In the same breath, while this league has been a golden parachute for injury-prone players, grassroots names and those stuck in the purgatory that is golf in their 40s, Reed, at 31, is the rare member LIV who is young, in the prime of life, clear of injuries or off-course issues. But Reed also, whether he admits it or not, desperately needs a fresh start. He hasn’t been the same player since the 2021 Farmers’ Insurance Open incident regarding the relief of a plugged ball in the rough, a ball that, while following the rules of golf, broke an unwritten rule for many, along with other players and CBS Sports. aired taking on the eventual champion of the tournament. Coupled with the past allegations, as well as the curious activity of a Twitter account believed to be linked to his family and rumors of issues with his perceived treatment of the PGA Tour, the noise – even for Reed – was getting quite loud.

It’s no surprise, then, that Reed – who has only had one top 10 finish in his last 16 tour starts – finished T-3 on his LIV debut in Portland and had a share of the lead. in Westminster.

“At the end of the day, you keep adding the strength of the fields and the caliber of players that we have no matter what we do,” Reed said. “You have to grind, you have to focus, you have to be 110% to have a chance of winning tournament golf. I can probably speak for all of us here; there’s nothing quite like going out and having a chance on Sunday night to win a golf tournament and try to win a trophy.

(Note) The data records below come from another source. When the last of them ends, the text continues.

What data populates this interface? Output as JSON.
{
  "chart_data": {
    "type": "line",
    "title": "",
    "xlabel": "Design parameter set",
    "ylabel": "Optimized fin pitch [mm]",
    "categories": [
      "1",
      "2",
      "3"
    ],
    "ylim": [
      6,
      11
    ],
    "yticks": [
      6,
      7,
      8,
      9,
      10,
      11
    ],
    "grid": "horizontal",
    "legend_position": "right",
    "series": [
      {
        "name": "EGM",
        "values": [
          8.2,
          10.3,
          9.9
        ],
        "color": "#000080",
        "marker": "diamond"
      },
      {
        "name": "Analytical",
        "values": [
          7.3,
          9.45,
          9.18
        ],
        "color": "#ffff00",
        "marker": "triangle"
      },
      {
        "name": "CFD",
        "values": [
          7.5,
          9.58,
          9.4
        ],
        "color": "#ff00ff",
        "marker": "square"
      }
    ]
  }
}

But it should be noted that the fun and friendly guy on the beach was the same guy on the course. His guard, still up, was down. “I think the fans appreciate it,” Reed said of the experience. “They get a little more relaxed, kind of more pumped up, especially if you play well.”

On the first hole, when a fan shouted how far Reed had made his second shot – a shot Reed put within seven feet – Reed turned to his right, looked, smiled and signaled with his fingers 2-1-4. “I rinsed a 7 iron,” added Reed’s caddy and brother-in-law, Kessler Karain, forcing Reed to nod and smile again. He was chatty with playmates Paul Casey and Abraham Ancer, he chatted with volunteers, he cracked up with Trump. If he wasn’t having fun, well, that was one hell of a performance.

This is not to excuse or ignore the clouds that have followed Reed thus far. This is not about forcing a redemption arc. This is not to pass judgment or endorse, or change the minds of those who think they know who he is. It’s just to say that it doesn’t seem to matter, not here at least.

Here at LIV Golf, Reed’s past is just that, and it’s overshadowed by the myriad concerns about the league and its newness. Here, Patrick Reed can simply play golf. No wonder the man seems happy.